Ever since I read Scott Kelby’s new book, Professional Portrait Retouching Techniques for Photographers using Photoshop, I’ve been itching to retouch some portraits. I’ve got tons in the queue that need to be done, so I started with this one as I’ve had requests to see more of this model after this Photography Notebook entry of this model was published.
NOTE: My apologies for not showing a before shot in this article, but out of respect to the model I’ve elected not to do that this time.
How I Processed This Shot
The techniques in Scott’s book are great and I want to use every one of them, but the problem I find right now is that I’m stuck in my old ways. When I’m in a hurry, as I was when imaging this shot, I resort back to doing what I always do. I know from my experimentations while reading Scott’s book I can get more natural and better results using his methods, but I need to find some time to practice them more so they become my first thought for processing.
With that said, here’s how I imaged this shot on a calibrated NEC PA Series display:
- The original background was a little darker than I would have liked and the model was a touch under exposed, so I processed both separately using Smart Objects in Photoshop and merged them together. I didn’t spend much time on this because the real work to clean up the background came in the next step.
- Next up I used Viveza to brighten all the white spots of the background and put separate control points on the model to keep her from being bleached out. I brightened her up some, but naturally note like the background which I wanted to be pure RGB 255,255,255.
I also added a little color to the lipstick to give it more oomph.
- This model’s skin was in pretty decent shape, but I went ahead and just did a few content-aware healing brush touchups on a few moles and skin imperfections. I also removed some of the major stray hairs. I did this right on the Viveza layer, but I should have done it on its own layer. I was just in a hurry and didn’t take the time to do that.
- Next up I used the medium skin softening preset in Portraiture. It’s a little aggressive for some, but for this model I like heavy softening so I stuck with it.
- The next step was to use Color Efex with its Tonal Contrast filter. I checked the “Conventional High Pass Filter” checkbox and brought the midpoint slider down to zero. Once I had it back in Photoshop I set the blend mode to Soft Light and reduced the layer opacity down to 51%. The net result is that I had a taste of this filter that gave the skin more edge definition.

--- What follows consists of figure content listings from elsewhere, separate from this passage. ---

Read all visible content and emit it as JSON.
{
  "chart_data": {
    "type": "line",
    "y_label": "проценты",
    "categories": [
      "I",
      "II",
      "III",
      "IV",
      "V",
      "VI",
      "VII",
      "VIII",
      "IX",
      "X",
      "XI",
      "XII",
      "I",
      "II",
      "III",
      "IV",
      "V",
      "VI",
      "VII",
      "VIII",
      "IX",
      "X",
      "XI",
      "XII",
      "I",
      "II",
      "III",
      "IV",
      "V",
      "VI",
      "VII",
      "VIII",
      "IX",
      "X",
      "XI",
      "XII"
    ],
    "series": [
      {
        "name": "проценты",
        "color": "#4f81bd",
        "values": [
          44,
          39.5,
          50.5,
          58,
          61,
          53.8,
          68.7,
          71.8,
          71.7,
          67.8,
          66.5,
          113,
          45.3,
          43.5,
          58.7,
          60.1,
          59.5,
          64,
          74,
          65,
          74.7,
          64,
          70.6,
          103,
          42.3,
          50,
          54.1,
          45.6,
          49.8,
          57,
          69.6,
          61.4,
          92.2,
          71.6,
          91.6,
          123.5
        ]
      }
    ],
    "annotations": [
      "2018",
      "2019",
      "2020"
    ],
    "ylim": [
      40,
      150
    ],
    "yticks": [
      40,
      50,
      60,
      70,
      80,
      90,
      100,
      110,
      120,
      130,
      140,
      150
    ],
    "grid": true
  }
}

- The skin was feeling a touch too dark for my taste so I came in again with Viveza to brighten it up selectively in spots. I used a mask to touch a few spots to keep them from being overblown.
- I dodged the whites and iris of the eyes, and then burned the rest. I also did a High Pass Filter with an Overlay Blending mode on the eyes to give them the wet glassy look I like.
- The image looked pretty good to me, but I wanted to sharpen the clothes and some of the hair for display output, so I used Sharpener Pro. I used just a quick rough mask to only apply the sharpening where I wanted it and at the level I liked for this image.
- I capped this one off by putting my logo on it.
This was a pretty simple edit that took about 30 – 40 minutes start to finish – mostly because I’m slow. Overall I’m pretty happy with the final result as I got the look I had in mind when I started imaging it. However, I realize it may not be to the taste of those who prefer much more subtle editing. That’s again where Scott’s book comes in, so I hope to try his method on one of the images from this series just to compare the results with this workflow.